The first complaint of the Writers to Reform the Libel Law is that there is no definition of libel, no definition of reputation and its worth, no guidelines to say which complaints are trivial and which are worth a court’s time. From a less self-centred viewpoint, the latter parts of that might be seen as uncertainties incapable of being resolved—and not just in libel suits—except in the legal process itself. As to defining the thing itself, John J. Robinette, one of Canada’s leading counsel, once recited to a newspaper group this classic definition: “Any printed words . . . which tend to lower a person in the estimation of rightthinking men, or cause him to be shunned and avoided, or expose him to hatred, contempt or

ridicule, or disparage him in his office, trade or calling, constitute a libel.” The law, he said, “proceeds on the theory that every person has a legal right not to have his reputation wrongly injured. ...”

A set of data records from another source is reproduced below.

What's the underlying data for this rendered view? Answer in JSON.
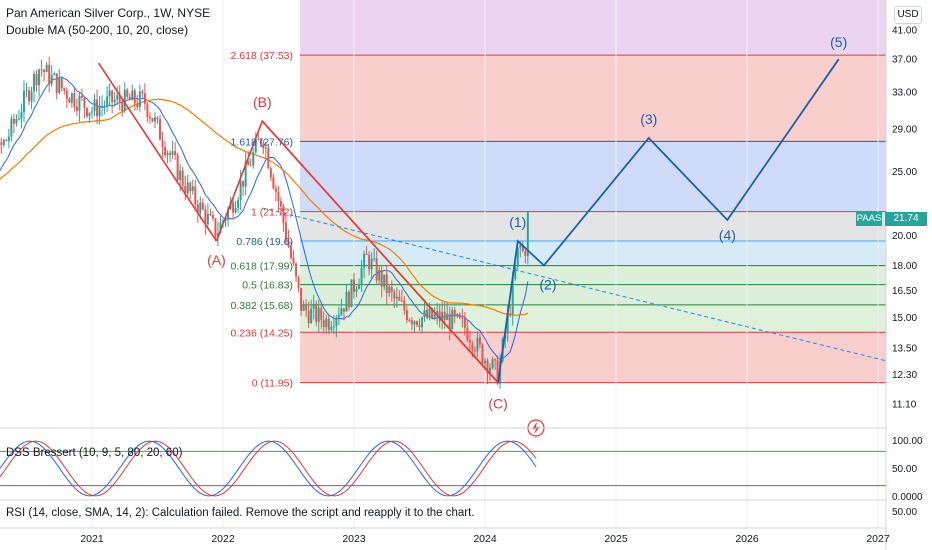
{
  "header": {
    "title": "Pan American Silver Corp., 1W, NYSE",
    "indicator": "Double MA (50-200, 10, 20, close)"
  },
  "currency_button": "USD",
  "ticker_tag": {
    "symbol": "PAAS",
    "price": "21.74"
  },
  "dss_label": "DSS Bressert (10, 9, 5, 80, 20, 60)",
  "rsi_label": "RSI (14, close, SMA, 14, 2): Calculation failed. Remove the script and reapply it to the chart.",
  "colors": {
    "up": "#26a69a",
    "down": "#ef5350",
    "ma_fast": "#2962ff",
    "ma_slow": "#f57c00",
    "wave_abc": "#e53935",
    "wave_impulse": "#1e5fa8",
    "fib_line": "#e53935"
  },
  "chart_data": {
    "type": "candlestick",
    "title": "Pan American Silver Corp., 1W, NYSE",
    "y_axis": {
      "scale": "log",
      "ylim": [
        10.2,
        45.5
      ],
      "ticks": [
        "41.00",
        "37.00",
        "33.00",
        "29.00",
        "25.00",
        "20.00",
        "18.00",
        "16.50",
        "15.00",
        "13.50",
        "12.30",
        "11.10"
      ]
    },
    "x_axis": {
      "ticks": [
        "2021",
        "2022",
        "2023",
        "2024",
        "2025",
        "2026",
        "2027"
      ]
    },
    "last_price": 21.74,
    "fib_levels": [
      {
        "ratio": "0",
        "label": "0 (11.95)",
        "price": 11.95
      },
      {
        "ratio": "0.236",
        "label": "0.236 (14.25)",
        "price": 14.25
      },
      {
        "ratio": "0.382",
        "label": "0.382 (15.68)",
        "price": 15.68
      },
      {
        "ratio": "0.5",
        "label": "0.5 (16.83)",
        "price": 16.83
      },
      {
        "ratio": "0.618",
        "label": "0.618 (17.99)",
        "price": 17.99
      },
      {
        "ratio": "0.786",
        "label": "0.786 (19.6)",
        "price": 19.6
      },
      {
        "ratio": "1",
        "label": "1 (21.72)",
        "price": 21.72
      },
      {
        "ratio": "1.618",
        "label": "1.618 (27.76)",
        "price": 27.76
      },
      {
        "ratio": "2.618",
        "label": "2.618 (37.53)",
        "price": 37.53
      }
    ],
    "waves_abc": [
      {
        "label": "(A)",
        "date": 2021.95,
        "price": 19.6
      },
      {
        "label": "(B)",
        "date": 2022.3,
        "price": 29.8
      },
      {
        "label": "(C)",
        "date": 2024.1,
        "price": 11.95
      }
    ],
    "waves_impulse": [
      {
        "label": "(1)",
        "date": 2024.25,
        "price": 19.6
      },
      {
        "label": "(2)",
        "date": 2024.45,
        "price": 18.0
      },
      {
        "label": "(3)",
        "date": 2025.25,
        "price": 28.1
      },
      {
        "label": "(4)",
        "date": 2025.85,
        "price": 21.1
      },
      {
        "label": "(5)",
        "date": 2026.7,
        "price": 37.0
      }
    ],
    "dss": {
      "ylim": [
        0,
        100
      ],
      "ticks": [
        "100.00",
        "50.00",
        "0.0000"
      ],
      "upper": 80,
      "lower": 20
    },
    "rsi": {
      "ticks": [
        "50.00"
      ]
    }
  }
}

He went on to say: “Of course, a true statement of fact is not actionable, but unfortunately, in our law, the onus is on a defendant in a libel action to prove that the statement of fact is true.” The writers group goes far beyond complaining about that so-called reverse onus, and asserts flatly that “truth is no defence.” That not only contradicts Robinette, but most people who write about the subject. Clare Beckton, a former professor at Dalhousie University’s faculty of law, said in The Law and the Media in Canada (1982): “Justification is the defence which maintains that the words which were published were true in substance and in fact. It is an absolute defence and will not even be defeated if it is shown that the words were published with malice.”

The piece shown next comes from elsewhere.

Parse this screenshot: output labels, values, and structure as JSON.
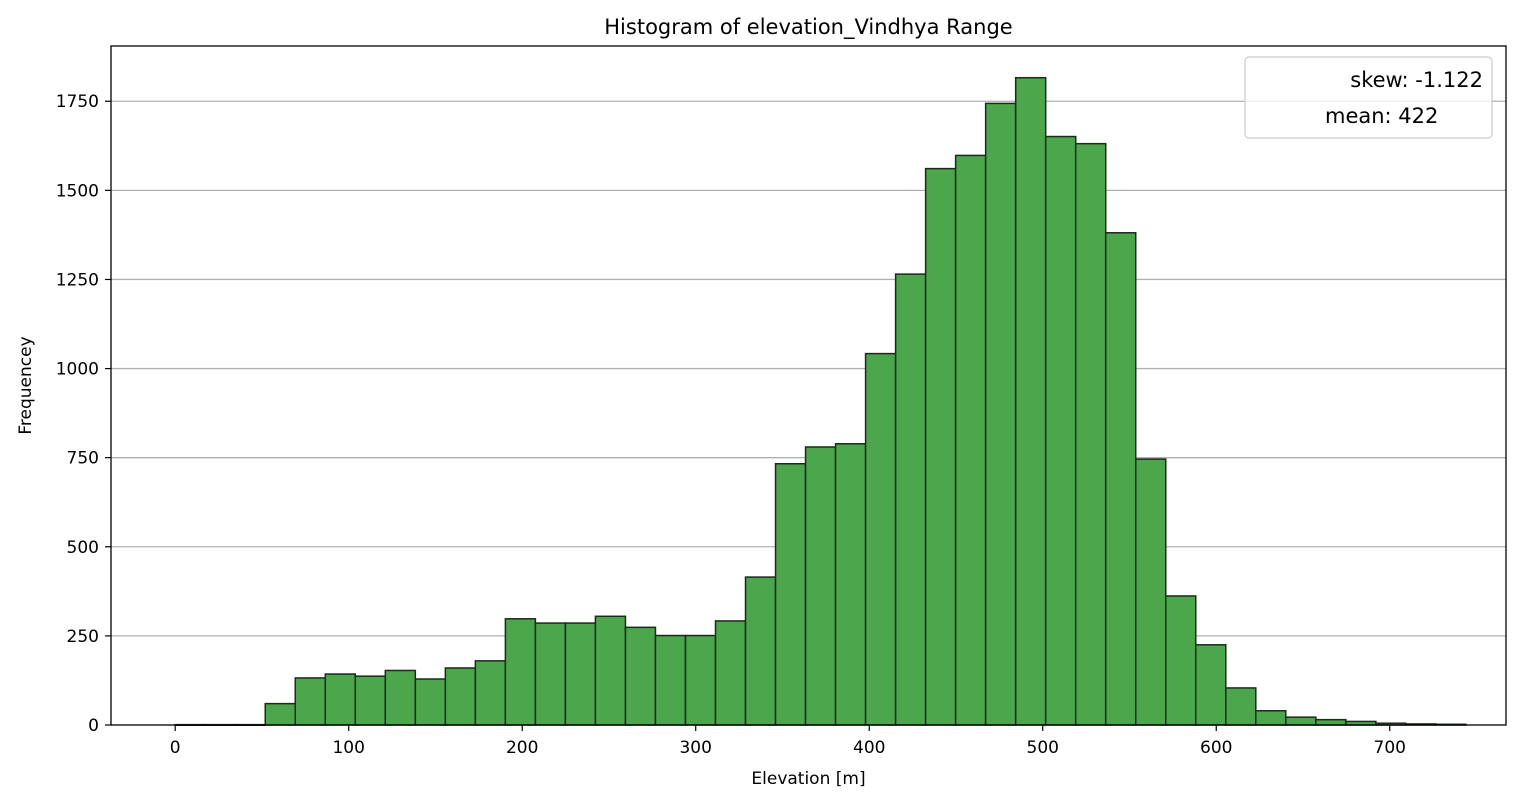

Having said their dissenting piece on truth as a defence, the writers also suggest—before setting out what they think a new libel law should contain—that no new libel law is needed because there are already laws in Ontario against malicious falsehood. If taken seriously, as not even they seem to do, that would leave a party claiming defamation having to prove not only that a statement was false, but also that it occurred through malicious intent. In those circumstances, getting redress for just about anything written or spoken would be a forlorn hope.

The landmark decision of the U.S. Supreme Court in The New York Times vs. Sullivan did just about that concerning at least public officials in 1964. As Powe comments in his chapter on libel, “In its early days, the ‘actual malice’ standard seemed high enough to preclude all but a minuscule number of judgments.” But later judgments by courts still striving after the right balance between a constitutional right of freedom of expression, and the private right not to have a good reputation blackened, somewhat moderated the 1964 effect. Nevertheless, in the process the burden of proof placed on the media to prove truth when challenged in court disappeared.

It is not an original thought here, but one plucked from Richard Kluger’s 1986 book, The Paper: The Life and Death of the New York Herald Tribune, that the reason for the so-called reverse onus was not “a jurisprudentially unsound one.” The argument had been made ages earlier by the Herald Trib’s own lawyer, E. Douglas Hamilton, who lost only one libel case in 29 years. In a co-authored book, Libel: Rights, Risks, Responsibilities, he depicted the publisher of an alleged libel standing in the shoes of a prosecutor. The libel, if there was one, consisted of someone’s being accused in public of bad conduct. Therefore, the traditional presumption of innocence until proven guilty should lie in favor of the individual against the media entity.

It’s a thought—not that the Writers to Reform the Libel Law are likely to waste much time on it, having decided that, with everyone’s reputation safe in their hands, Ontario could get by even with no libel law at all.